Logiciels libres : les nouveaux venus au SILL 2.0

SILL 2022 nouveaux logiciels libres

En mai, le SILL (Socle interministériel de logiciels libres) faisait peau neuve. Focus sur quelques outils qui y sont entrés depuis.

Connaissez-vous BrowserSelector ? Cet utilitaire sous licence MIT permet de lancer différents navigateurs en fonction des URL visitées. Il est le dernier à avoir rejoint le Socle interministériel des logiciels libres (SILL).

Une dizaine d’autres outils sont venus enrichir le catalogue depuis début juillet. Parmi eux :

– Raspberry Pi OS (distribution Debian)
– Homebrew (gestionnaire de paquets logiciels pour macOS et Linux)
– OnlyOffice (suite bureautique collaborative en ligne)
– Clojure et Python (langages de programmation)

VisiData a également fait son entrée ce mois-ci. Lancé en 2016, l’outil est sous licence GPLv3. Il permet d’explorer et de manipuler des données sur une interface de type tableur, au sein du terminal (Linux, macOS, Windows avec WSL). La saisie se fait essentiellement au clavier. Des plug-in permettent d’en étendre les capacités.
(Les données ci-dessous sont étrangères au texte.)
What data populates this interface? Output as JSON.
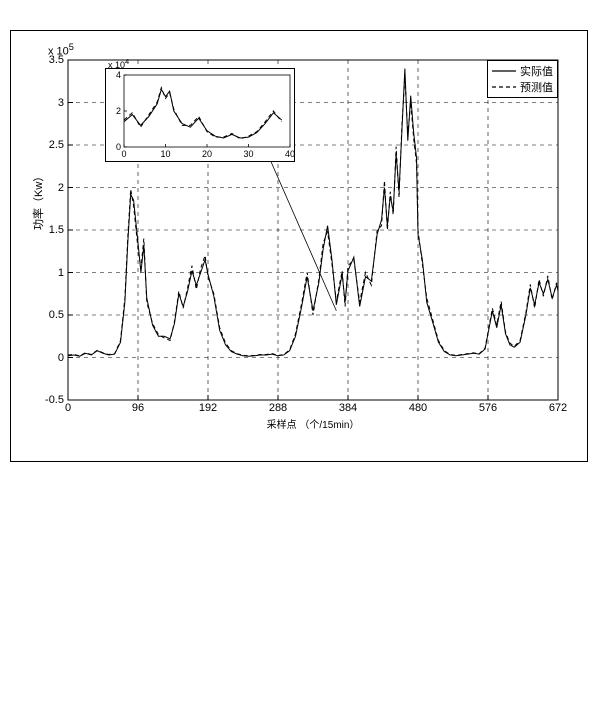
{
  "chart": {
    "type": "line",
    "background_color": "#ffffff",
    "grid_color": "#000000",
    "grid_dash": "4 4",
    "axis_color": "#000000",
    "ylabel": "功率（Kw）",
    "xlabel": "采样点 （个/15min）",
    "exp_label": "x 10",
    "exp_power": "5",
    "label_fontsize": 11,
    "tick_fontsize": 11,
    "xlim": [
      0,
      672
    ],
    "ylim": [
      -0.5,
      3.5
    ],
    "xtick_step": 96,
    "ytick_step": 0.5,
    "xticks": [
      "0",
      "96",
      "192",
      "288",
      "384",
      "480",
      "576",
      "672"
    ],
    "yticks": [
      "-0.5",
      "0",
      "0.5",
      "1",
      "1.5",
      "2",
      "2.5",
      "3",
      "3.5"
    ],
    "series": [
      {
        "name": "actual",
        "label": "实际值",
        "color": "#000000",
        "line_width": 1,
        "dash": "none",
        "data": [
          [
            0,
            0.02
          ],
          [
            8,
            0.03
          ],
          [
            16,
            0.015
          ],
          [
            24,
            0.05
          ],
          [
            32,
            0.03
          ],
          [
            40,
            0.08
          ],
          [
            48,
            0.05
          ],
          [
            56,
            0.03
          ],
          [
            64,
            0.04
          ],
          [
            72,
            0.18
          ],
          [
            78,
            0.65
          ],
          [
            82,
            1.35
          ],
          [
            86,
            1.92
          ],
          [
            90,
            1.85
          ],
          [
            96,
            1.35
          ],
          [
            100,
            1.0
          ],
          [
            104,
            1.32
          ],
          [
            108,
            0.7
          ],
          [
            116,
            0.38
          ],
          [
            124,
            0.25
          ],
          [
            132,
            0.25
          ],
          [
            140,
            0.22
          ],
          [
            146,
            0.4
          ],
          [
            152,
            0.75
          ],
          [
            158,
            0.6
          ],
          [
            164,
            0.78
          ],
          [
            170,
            1.02
          ],
          [
            176,
            0.85
          ],
          [
            182,
            1.0
          ],
          [
            188,
            1.15
          ],
          [
            192,
            0.98
          ],
          [
            200,
            0.72
          ],
          [
            208,
            0.32
          ],
          [
            216,
            0.15
          ],
          [
            224,
            0.07
          ],
          [
            232,
            0.04
          ],
          [
            240,
            0.02
          ],
          [
            248,
            0.015
          ],
          [
            256,
            0.02
          ],
          [
            264,
            0.03
          ],
          [
            272,
            0.03
          ],
          [
            280,
            0.04
          ],
          [
            288,
            0.02
          ],
          [
            296,
            0.03
          ],
          [
            304,
            0.08
          ],
          [
            312,
            0.25
          ],
          [
            320,
            0.58
          ],
          [
            328,
            0.95
          ],
          [
            336,
            0.55
          ],
          [
            344,
            0.88
          ],
          [
            350,
            1.28
          ],
          [
            356,
            1.55
          ],
          [
            362,
            1.15
          ],
          [
            368,
            0.62
          ],
          [
            376,
            0.98
          ],
          [
            380,
            0.65
          ],
          [
            384,
            1.02
          ],
          [
            392,
            1.18
          ],
          [
            400,
            0.6
          ],
          [
            408,
            0.95
          ],
          [
            416,
            0.9
          ],
          [
            424,
            1.45
          ],
          [
            430,
            1.62
          ],
          [
            434,
            2.0
          ],
          [
            438,
            1.55
          ],
          [
            442,
            1.9
          ],
          [
            446,
            1.72
          ],
          [
            450,
            2.4
          ],
          [
            454,
            1.95
          ],
          [
            458,
            2.68
          ],
          [
            462,
            3.4
          ],
          [
            466,
            2.55
          ],
          [
            470,
            3.08
          ],
          [
            474,
            2.65
          ],
          [
            478,
            2.35
          ],
          [
            480,
            1.45
          ],
          [
            486,
            1.15
          ],
          [
            492,
            0.65
          ],
          [
            500,
            0.42
          ],
          [
            508,
            0.18
          ],
          [
            516,
            0.07
          ],
          [
            524,
            0.03
          ],
          [
            532,
            0.02
          ],
          [
            540,
            0.03
          ],
          [
            548,
            0.04
          ],
          [
            556,
            0.05
          ],
          [
            564,
            0.04
          ],
          [
            572,
            0.1
          ],
          [
            576,
            0.28
          ],
          [
            582,
            0.55
          ],
          [
            588,
            0.35
          ],
          [
            594,
            0.62
          ],
          [
            600,
            0.28
          ],
          [
            606,
            0.15
          ],
          [
            612,
            0.12
          ],
          [
            620,
            0.18
          ],
          [
            628,
            0.5
          ],
          [
            634,
            0.82
          ],
          [
            640,
            0.62
          ],
          [
            646,
            0.88
          ],
          [
            652,
            0.75
          ],
          [
            658,
            0.92
          ],
          [
            664,
            0.7
          ],
          [
            670,
            0.85
          ],
          [
            672,
            0.8
          ]
        ]
      },
      {
        "name": "predicted",
        "label": "预测值",
        "color": "#000000",
        "line_width": 1,
        "dash": "4 3",
        "data": [
          [
            0,
            0.03
          ],
          [
            8,
            0.035
          ],
          [
            16,
            0.02
          ],
          [
            24,
            0.055
          ],
          [
            32,
            0.035
          ],
          [
            40,
            0.085
          ],
          [
            48,
            0.055
          ],
          [
            56,
            0.035
          ],
          [
            64,
            0.045
          ],
          [
            72,
            0.2
          ],
          [
            78,
            0.7
          ],
          [
            82,
            1.42
          ],
          [
            86,
            1.98
          ],
          [
            90,
            1.78
          ],
          [
            96,
            1.28
          ],
          [
            100,
            1.05
          ],
          [
            104,
            1.4
          ],
          [
            108,
            0.65
          ],
          [
            116,
            0.4
          ],
          [
            124,
            0.27
          ],
          [
            132,
            0.23
          ],
          [
            140,
            0.2
          ],
          [
            146,
            0.42
          ],
          [
            152,
            0.78
          ],
          [
            158,
            0.58
          ],
          [
            164,
            0.82
          ],
          [
            170,
            1.08
          ],
          [
            176,
            0.8
          ],
          [
            182,
            1.05
          ],
          [
            188,
            1.2
          ],
          [
            192,
            0.95
          ],
          [
            200,
            0.75
          ],
          [
            208,
            0.35
          ],
          [
            216,
            0.17
          ],
          [
            224,
            0.08
          ],
          [
            232,
            0.045
          ],
          [
            240,
            0.025
          ],
          [
            248,
            0.02
          ],
          [
            256,
            0.025
          ],
          [
            264,
            0.035
          ],
          [
            272,
            0.035
          ],
          [
            280,
            0.045
          ],
          [
            288,
            0.025
          ],
          [
            296,
            0.035
          ],
          [
            304,
            0.09
          ],
          [
            312,
            0.28
          ],
          [
            320,
            0.62
          ],
          [
            328,
            1.0
          ],
          [
            336,
            0.5
          ],
          [
            344,
            0.92
          ],
          [
            350,
            1.35
          ],
          [
            356,
            1.48
          ],
          [
            362,
            1.1
          ],
          [
            368,
            0.66
          ],
          [
            376,
            1.02
          ],
          [
            380,
            0.6
          ],
          [
            384,
            1.08
          ],
          [
            392,
            1.15
          ],
          [
            400,
            0.65
          ],
          [
            408,
            1.0
          ],
          [
            416,
            0.85
          ],
          [
            424,
            1.5
          ],
          [
            430,
            1.55
          ],
          [
            434,
            2.08
          ],
          [
            438,
            1.5
          ],
          [
            442,
            1.95
          ],
          [
            446,
            1.68
          ],
          [
            450,
            2.48
          ],
          [
            454,
            1.88
          ],
          [
            458,
            2.75
          ],
          [
            462,
            3.3
          ],
          [
            466,
            2.62
          ],
          [
            470,
            3.0
          ],
          [
            474,
            2.58
          ],
          [
            478,
            2.28
          ],
          [
            480,
            1.5
          ],
          [
            486,
            1.1
          ],
          [
            492,
            0.7
          ],
          [
            500,
            0.45
          ],
          [
            508,
            0.2
          ],
          [
            516,
            0.08
          ],
          [
            524,
            0.035
          ],
          [
            532,
            0.025
          ],
          [
            540,
            0.035
          ],
          [
            548,
            0.045
          ],
          [
            556,
            0.055
          ],
          [
            564,
            0.045
          ],
          [
            572,
            0.11
          ],
          [
            576,
            0.3
          ],
          [
            582,
            0.58
          ],
          [
            588,
            0.38
          ],
          [
            594,
            0.66
          ],
          [
            600,
            0.3
          ],
          [
            606,
            0.17
          ],
          [
            612,
            0.13
          ],
          [
            620,
            0.2
          ],
          [
            628,
            0.53
          ],
          [
            634,
            0.86
          ],
          [
            640,
            0.58
          ],
          [
            646,
            0.92
          ],
          [
            652,
            0.72
          ],
          [
            658,
            0.96
          ],
          [
            664,
            0.68
          ],
          [
            670,
            0.88
          ],
          [
            672,
            0.78
          ]
        ]
      }
    ],
    "arrow": {
      "from_x": 368,
      "from_y": 0.55,
      "to_inset": true,
      "color": "#000000"
    },
    "inset": {
      "xlim": [
        0,
        40
      ],
      "ylim": [
        0,
        4
      ],
      "xtick_step": 10,
      "ytick_step": 2,
      "xticks": [
        "0",
        "10",
        "20",
        "30",
        "40"
      ],
      "yticks": [
        "0",
        "2",
        "4"
      ],
      "exp_label": "x 10",
      "exp_power": "4",
      "series": [
        {
          "name": "actual",
          "color": "#000000",
          "line_width": 1,
          "dash": "none",
          "data": [
            [
              0,
              1.4
            ],
            [
              2,
              1.8
            ],
            [
              4,
              1.2
            ],
            [
              6,
              1.7
            ],
            [
              8,
              2.4
            ],
            [
              9,
              3.2
            ],
            [
              10,
              2.8
            ],
            [
              11,
              3.1
            ],
            [
              12,
              2.0
            ],
            [
              14,
              1.3
            ],
            [
              16,
              1.1
            ],
            [
              18,
              1.6
            ],
            [
              20,
              0.9
            ],
            [
              22,
              0.6
            ],
            [
              24,
              0.5
            ],
            [
              26,
              0.7
            ],
            [
              28,
              0.5
            ],
            [
              30,
              0.55
            ],
            [
              32,
              0.8
            ],
            [
              34,
              1.3
            ],
            [
              36,
              1.9
            ],
            [
              38,
              1.5
            ]
          ]
        },
        {
          "name": "predicted",
          "color": "#000000",
          "line_width": 1,
          "dash": "4 3",
          "data": [
            [
              0,
              1.5
            ],
            [
              2,
              1.9
            ],
            [
              4,
              1.1
            ],
            [
              6,
              1.8
            ],
            [
              8,
              2.5
            ],
            [
              9,
              3.3
            ],
            [
              10,
              2.7
            ],
            [
              11,
              3.0
            ],
            [
              12,
              2.1
            ],
            [
              14,
              1.2
            ],
            [
              16,
              1.2
            ],
            [
              18,
              1.7
            ],
            [
              20,
              0.85
            ],
            [
              22,
              0.55
            ],
            [
              24,
              0.55
            ],
            [
              26,
              0.75
            ],
            [
              28,
              0.45
            ],
            [
              30,
              0.6
            ],
            [
              32,
              0.85
            ],
            [
              34,
              1.4
            ],
            [
              36,
              2.0
            ],
            [
              38,
              1.4
            ]
          ]
        }
      ]
    }
  },
  "legend": {
    "items": [
      {
        "label": "实际值",
        "dash": "none"
      },
      {
        "label": "预测值",
        "dash": "4 3"
      }
    ]
  }
}
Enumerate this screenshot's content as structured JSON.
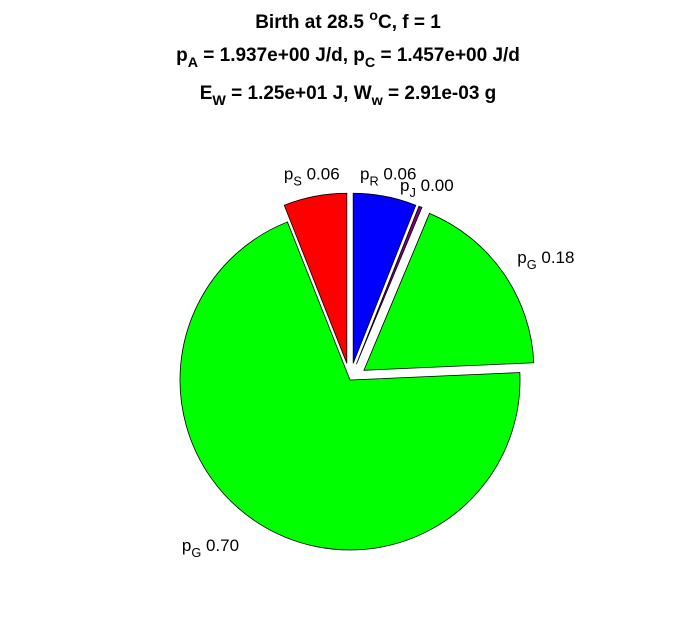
{
  "chart_data": {
    "type": "pie",
    "title": [
      [
        "Birth at 28.5 ",
        {
          "sup": "o"
        },
        "C, f = 1"
      ],
      [
        "p",
        {
          "sub": "A"
        },
        " = 1.937e+00 J/d, p",
        {
          "sub": "C"
        },
        " = 1.457e+00 J/d"
      ],
      [
        "E",
        {
          "sub": "W"
        },
        " = 1.25e+01 J, W",
        {
          "sub": "w"
        },
        " = 2.91e-03 g"
      ]
    ],
    "categories": [
      [
        "p",
        {
          "sub": "R"
        }
      ],
      [
        "p",
        {
          "sub": "J"
        }
      ],
      [
        "p",
        {
          "sub": "G"
        }
      ],
      [
        "p",
        {
          "sub": "G"
        }
      ],
      [
        "p",
        {
          "sub": "S"
        }
      ]
    ],
    "values": [
      0.06,
      0.003,
      0.18,
      0.697,
      0.06
    ],
    "value_labels": [
      "0.06",
      "0.00",
      "0.18",
      "0.70",
      "0.06"
    ],
    "colors": [
      "#0000ff",
      "#800080",
      "#00ff00",
      "#00ff00",
      "#ff0000"
    ],
    "explode": [
      true,
      true,
      true,
      false,
      true
    ]
  }
}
Bitwarden rejoint KeePass au SILL

Autre nouvel entrant de juillet : Bitwarden. Le code serveur (C#) de ce gestionnaire de mots de passe est en AGPLv3. Le code client (Electron et Angular sur desktop, C# sur mobile, TypeScript et Node.js pour le CLI), essentiellement en GPLv3. On peut le déployer en conteneurs. Configuration recommandée sur les serveurs Linux : un processeur 64 bits bicœur à 2 GHz, 4 Go de RAM et 25 Go de disque. Sur les machines Windows, avec la virtualisation imbriquée, c’est 8 Go de RAM.

Également sous licence AGPLv3, il y a AtoM (Access to Memory). Cette web app née il y a une quinzaine d’année, avec le soutien du Conseil international des archives. Objectif : permettre aux institutions de décrire et de publier leurs fonds. Y compris de manière collaborative (réseau, portail). Elle gère actuellement les formats EAD, EAC-CPF, CSV et SKOS.
Au minimum, le déploiement nécessite un serveur web (NGINX de préférence), une base de données (MySQL préférentiellement), PHP, Java et Elasticsearch. sur Linux. Pour ce qui est du matériel, on nous donne en référence la configuration de la VM hébergeant la démo : 2 vCPU à 2,3 GHz, 7 Go de RAM, 50 Go de disque pour le cœur fonctionnel.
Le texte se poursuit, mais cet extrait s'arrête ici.